Just Like Any Other Illness
For a while this had been the paradigm for our society. Mental illness is just like physical illness, and ‘deserves’ the same treatment.
I remember early in my career, when I was on the national board of IAPSRS (the International Association of Psychosocial Rehabilitation Services, predecessor to the current Psychiatric Rehabilitation Association) in the early days of psychiatric rehabilitation, in the late seventies (I think). I was talking with then-Executive Director Ruth Hughes about the exciting possibility that Medicaid funding would be available to spread psych rehab services into all the states that lacked anything like it. Unlike many states, Massachusetts was using savings from closing state hospitals to build a community support system. Being something of a rehab prig/purist, I raised the concern that medically-oriented funding might not be the right path, and might end up compromising the services we cared so much about. I was, quite literally, shouted down by Ruth and a board leader, the Executive Director of a provider agency. I backed off.
That experience has stayed with me. Expansion of services that in some ways at least I would recognize as psych rehab did happen in most states through use of the Medicaid Rehab Option, but it didn’t have much effect on Massachusetts. Here we used funds that used to fund the closed institutions to fund our services through contracts rather than fee-for-service schemes, and I always felt we were better off for it. After a while, our state government came up with a rather unique scheme to capture Medicaid funds by billing for state-run Case Management services under the rehab option. Those funds didn’t come back directly to mental health, but rather were returned to the state general fund, but I’m sure they helped support mental health spending. Unfortunately, they also violated federal regulations, and the state finally realized they were an audit away from having to return hundreds of millions of dollars to the Feds, and they changed direction.
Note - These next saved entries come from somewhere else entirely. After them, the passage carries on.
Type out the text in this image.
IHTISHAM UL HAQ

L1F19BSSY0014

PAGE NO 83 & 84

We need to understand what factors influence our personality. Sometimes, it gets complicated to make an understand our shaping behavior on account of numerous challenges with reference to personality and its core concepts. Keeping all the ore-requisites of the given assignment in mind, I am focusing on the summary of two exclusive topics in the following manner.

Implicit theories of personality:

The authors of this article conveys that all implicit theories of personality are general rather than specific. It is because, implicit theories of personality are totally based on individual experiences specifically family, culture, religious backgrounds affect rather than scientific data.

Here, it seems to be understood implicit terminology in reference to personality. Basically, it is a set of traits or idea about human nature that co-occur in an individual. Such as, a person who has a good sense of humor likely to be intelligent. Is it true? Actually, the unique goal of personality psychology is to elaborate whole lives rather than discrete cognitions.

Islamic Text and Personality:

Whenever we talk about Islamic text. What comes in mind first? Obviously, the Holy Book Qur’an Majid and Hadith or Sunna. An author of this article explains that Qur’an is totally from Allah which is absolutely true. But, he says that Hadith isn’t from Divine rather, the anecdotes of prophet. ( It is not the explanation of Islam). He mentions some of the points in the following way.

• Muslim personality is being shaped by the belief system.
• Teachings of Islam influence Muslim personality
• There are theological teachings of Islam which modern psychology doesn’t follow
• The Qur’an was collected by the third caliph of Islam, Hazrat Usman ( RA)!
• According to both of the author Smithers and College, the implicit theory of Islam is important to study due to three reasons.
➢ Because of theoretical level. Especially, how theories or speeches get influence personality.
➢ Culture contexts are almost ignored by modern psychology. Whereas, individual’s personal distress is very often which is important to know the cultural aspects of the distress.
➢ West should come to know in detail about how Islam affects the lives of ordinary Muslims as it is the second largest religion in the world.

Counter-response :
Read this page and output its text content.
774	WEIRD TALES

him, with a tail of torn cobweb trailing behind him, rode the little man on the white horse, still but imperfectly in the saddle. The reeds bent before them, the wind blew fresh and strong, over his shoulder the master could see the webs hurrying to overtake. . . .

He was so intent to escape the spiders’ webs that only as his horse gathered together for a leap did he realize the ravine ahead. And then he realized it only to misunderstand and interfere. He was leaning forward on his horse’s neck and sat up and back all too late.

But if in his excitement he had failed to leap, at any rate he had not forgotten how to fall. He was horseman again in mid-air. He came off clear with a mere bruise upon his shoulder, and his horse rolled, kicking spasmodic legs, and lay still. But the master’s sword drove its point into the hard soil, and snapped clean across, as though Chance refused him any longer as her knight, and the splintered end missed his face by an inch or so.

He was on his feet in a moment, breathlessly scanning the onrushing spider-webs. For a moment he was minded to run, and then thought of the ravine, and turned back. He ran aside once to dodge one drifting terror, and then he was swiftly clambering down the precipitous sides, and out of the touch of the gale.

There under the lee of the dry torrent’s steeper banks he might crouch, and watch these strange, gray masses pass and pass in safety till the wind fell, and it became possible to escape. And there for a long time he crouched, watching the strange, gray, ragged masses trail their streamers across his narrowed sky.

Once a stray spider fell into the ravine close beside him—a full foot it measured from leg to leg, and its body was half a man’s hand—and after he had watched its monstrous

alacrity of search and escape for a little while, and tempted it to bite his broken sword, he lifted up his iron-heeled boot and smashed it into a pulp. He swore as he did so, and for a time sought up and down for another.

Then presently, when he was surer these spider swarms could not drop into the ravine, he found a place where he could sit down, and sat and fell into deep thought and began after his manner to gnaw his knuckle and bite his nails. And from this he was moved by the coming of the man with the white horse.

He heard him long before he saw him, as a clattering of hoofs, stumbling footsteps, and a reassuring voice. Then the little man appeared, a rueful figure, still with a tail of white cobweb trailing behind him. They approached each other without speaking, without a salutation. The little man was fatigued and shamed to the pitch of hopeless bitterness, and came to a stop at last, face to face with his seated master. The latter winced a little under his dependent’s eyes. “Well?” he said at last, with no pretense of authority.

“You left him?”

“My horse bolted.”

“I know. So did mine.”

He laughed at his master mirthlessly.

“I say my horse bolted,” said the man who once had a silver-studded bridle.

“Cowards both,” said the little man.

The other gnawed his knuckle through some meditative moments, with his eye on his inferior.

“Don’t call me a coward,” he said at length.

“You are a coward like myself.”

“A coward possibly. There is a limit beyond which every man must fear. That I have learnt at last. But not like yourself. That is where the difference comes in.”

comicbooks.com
The result was Community Based Flexible Supports (CBFS), which privatized most case management functions and provided much more rigorous (and cripplingly expensive) paperwork support to the Medicaid billing under the Rehab Option. IMHO, we got to a point of punishingly picky state audits of provider record-keeping for two reasons: first, to avoid federal audit of our Medicaid billing at all costs; and second, as a backlash by former DMH Case Managers who, after CBFS privatized them out of the jobs they signed up to do, watched their friends and colleagues lose their jobs and got stuck with the shitty job of paperwork auditor. There is a third reason, which has to do with the dynamics of being a reviewer of other people’s work. Like any critic, you tend to the picky and negative: it seems to be human nature.
As a result, CBFS direct-care staff, when I left the business very early in 2013, were spending approximately half their time on paperwork. Worse, the requirements of the paperwork infected their work with the individuals they were paid to support, interfering with the development of a partner relationship and resulting in weirdly tense and unproductive interactions. The intent of the Rehab Option regulations were poorly understood by the auditors, and enforced in such a strained and adversarial manor that rehabilitation became resented by all involved and goals became a vehicle of oppression.
We are left with a system that is still dependent on medical interventions in the form of medication, social control in the form of guardianship, and a crippled and distorted form of “rehabilitation” that is unrecognizable to any of us who fought for it in the early days. Only the recovery movement, with its small but growing insurgent army of peer specialists, has been able to counteract the tyranny of the medical model and its rehabilitation option offshoot in any meaningful way.